Comment by will4274

Comment by will4274 3 days ago

18 replies

We (humans) don't subsist on some Matrix-like slop that provides all of our nutrients for no pleasure. Eating is a weird combination of necessity and pleasure activity. You could ask: if there's even a slight chance it causes cancer, and it adds nothing to the food other than a slightly more appealing taste, why risk it? You'd ban most spices with this line of reasoning.

At the end of the day, the safest thing (in terms of avoiding cancer) is probably to plant some potatoes in your backyard and eat them unspiced and unbuttered for the rest of your life. Most of us prefer food that is a bit more appealing than that, however. Appealing in all aspects - taste, texture, and appearance.

kstrauser 3 days ago

Other than bakery items, what foods do you regularly eat that depend on having a specific color? I don't see how that's anything other than a marketing tool to make them stand out on store shelves. When you order something in a restaurant, you typically don't even know what their version will look like until it gets to your table. I've never, not once, added dyes to home cooking outside of cake icings and things like that.
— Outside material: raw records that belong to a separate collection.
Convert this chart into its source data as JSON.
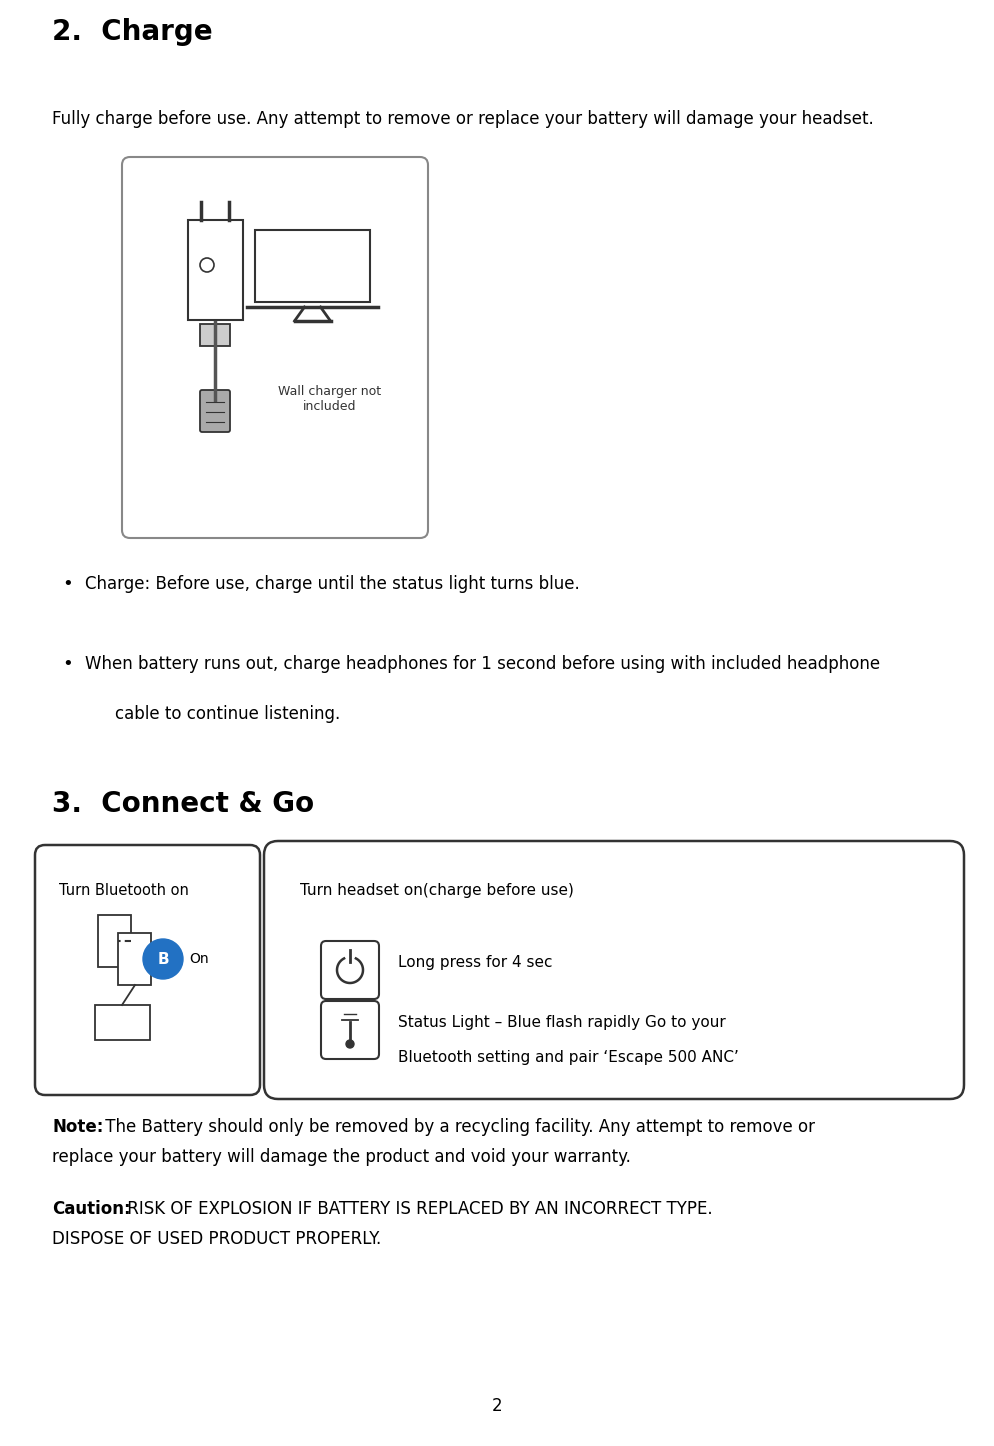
{
  "title": "2.  Charge",
  "section3_title": "3.  Connect & Go",
  "intro_text": "Fully charge before use. Any attempt to remove or replace your battery will damage your headset.",
  "bullet1": "Charge: Before use, charge until the status light turns blue.",
  "bullet2_line1": "When battery runs out, charge headphones for 1 second before using with included headphone",
  "bullet2_line2": "cable to continue listening.",
  "wall_charger_label": "Wall charger not\nincluded",
  "bt_box_title": "Turn Bluetooth on",
  "bt_box_on": "On",
  "headset_box_title": "Turn headset on(charge before use)",
  "headset_item1_text": "Long press for 4 sec",
  "headset_item2_line1": "Status Light – Blue flash rapidly Go to your",
  "headset_item2_line2": "Bluetooth setting and pair ‘Escape 500 ANC’",
  "note_bold": "Note:",
  "note_text": " The Battery should only be removed by a recycling facility. Any attempt to remove or",
  "note_text2": "replace your battery will damage the product and void your warranty.",
  "caution_bold": "Caution:",
  "caution_text": " RISK OF EXPLOSION IF BATTERY IS REPLACED BY AN INCORRECT TYPE.",
  "caution_text2": "DISPOSE OF USED PRODUCT PROPERLY.",
  "page_number": "2",
  "bg_color": "#ffffff",
  "text_color": "#000000",
  "box_edge_color": "#444444",
  "blue_color": "#2271c3"
}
There've been ridiculous attempts to get rid of perfectly innocent flavor enhancers before, like the fight against MSG. Take out MSG, and food tastes less good. But take out a borderline red dye, and what's the worst that happens? Factories have to sell soda that's slightly less pretty in the bottle?

  • hombre_fatal 3 days ago

    > what foods do you regularly eat that depend on having a specific color?

    Probably all of them. We are super sensitive to colors.

    Red meat and fish like tuna and salmon have carbon monoxide and sodium nitrate treatment just to keep them red because that's how people think they can judge quality.

    > Consumers will pay up to $1 per pound more for darker colored salmon compared to salmon with lighter hues, according to research by DSM, a company that supplies pigmenting compounds to the salmon feed industry.

    • kstrauser 3 days ago

      > according to research by DSM, a company that supplies pigmenting compounds to the salmon feed industry

      Seriously?

      Alternatively, if we stopped dyeing fish, a year later people will have totally recalibrated what they think fresh, healthy fish looks like.

      • canucker2016 3 days ago

        Only for farmed salmon.

        Wild salmon eat krill and other smaller organisms, many of which provide the components to turn the salmon meat a shade of pink.

        Farmed salmon don't get the same components in their feed, so their meat isn't the same colour. So the farmers add some of those components into the salmon feed, et voila - pink salmon meat.

        see https://www.dal.ca/news/2023/03/21/farmed-salmon-colour-heal...

  • 1970-01-01 3 days ago

    Cheese

    Tuna

    Pickles

    Oranges (apples as well, but I can't find an old article)

    Wasabi

    Apricots

    Ginger

    Salmon

    https://www.treehugger.com/foods-youd-never-guess-were-artif...

B56b 3 days ago

Nope, eating nothing but potatoes for the rest of your life is a fantastic way to ensure that you end up with severe macro/micronutrient deficiencies, which will be a very effective way of generating disease, including cancer.

  • will4274 3 days ago

    > Hyperbole.

    > 1. A figure of speech in which exaggeration is used for emphasis or effect, as in I could sleep for a year or This book weighs a ton.

    > 2. A figure of speech in which the expression is an evident exaggeration of the meaning intended to be conveyed, or by which things are represented as much greater or less, better or worse, than they really are; a statement exaggerated fancifully, through excitement, or for effect.

    > 3. Extreme exaggeration or overstatement; especially as a literary or rhetorical device.

    From DuckDuckGo, quoting Wordnik, quoting The American Heritage Dictionary of the English Language, 5th Edition.

myvoiceismypass 3 days ago

For fun, you could grow your own seasoning (besides herbs, easy too) for those potatoes. I recently learned about the plant Salicornia - you can dehydrate them and grind them to make a green salt. I'm going to try to grow some this year.

tw04 3 days ago

>We (humans) don't subsist on some Matrix-like slop that provides all of our nutrients for no pleasure. Eating is a weird combination of necessity and pleasure activity. You could ask: if there's even a slight chance it causes cancer, and it adds nothing to the food other than a slightly more appealing taste, why risk it? You'd ban most spices with this line of reasoning.

I mean, we absolutely do that already. There's plenty of folks on a low sodium diet because while the salt tastes great, it's bad for them.

In this case we aren't talking about eliminating the color red entirely, we're arguing about a slightly different color. You can get red from a strawberry, raspberry, cherry skin, etc. which will work just as well. It just won't be the neon-red that red-5 produces.

  • johnisgood 3 days ago

    Yup, I'm pretty sure there are a lot of dyes one could use to get red that are completely harmless. Although they may be more expensive, I have no clue.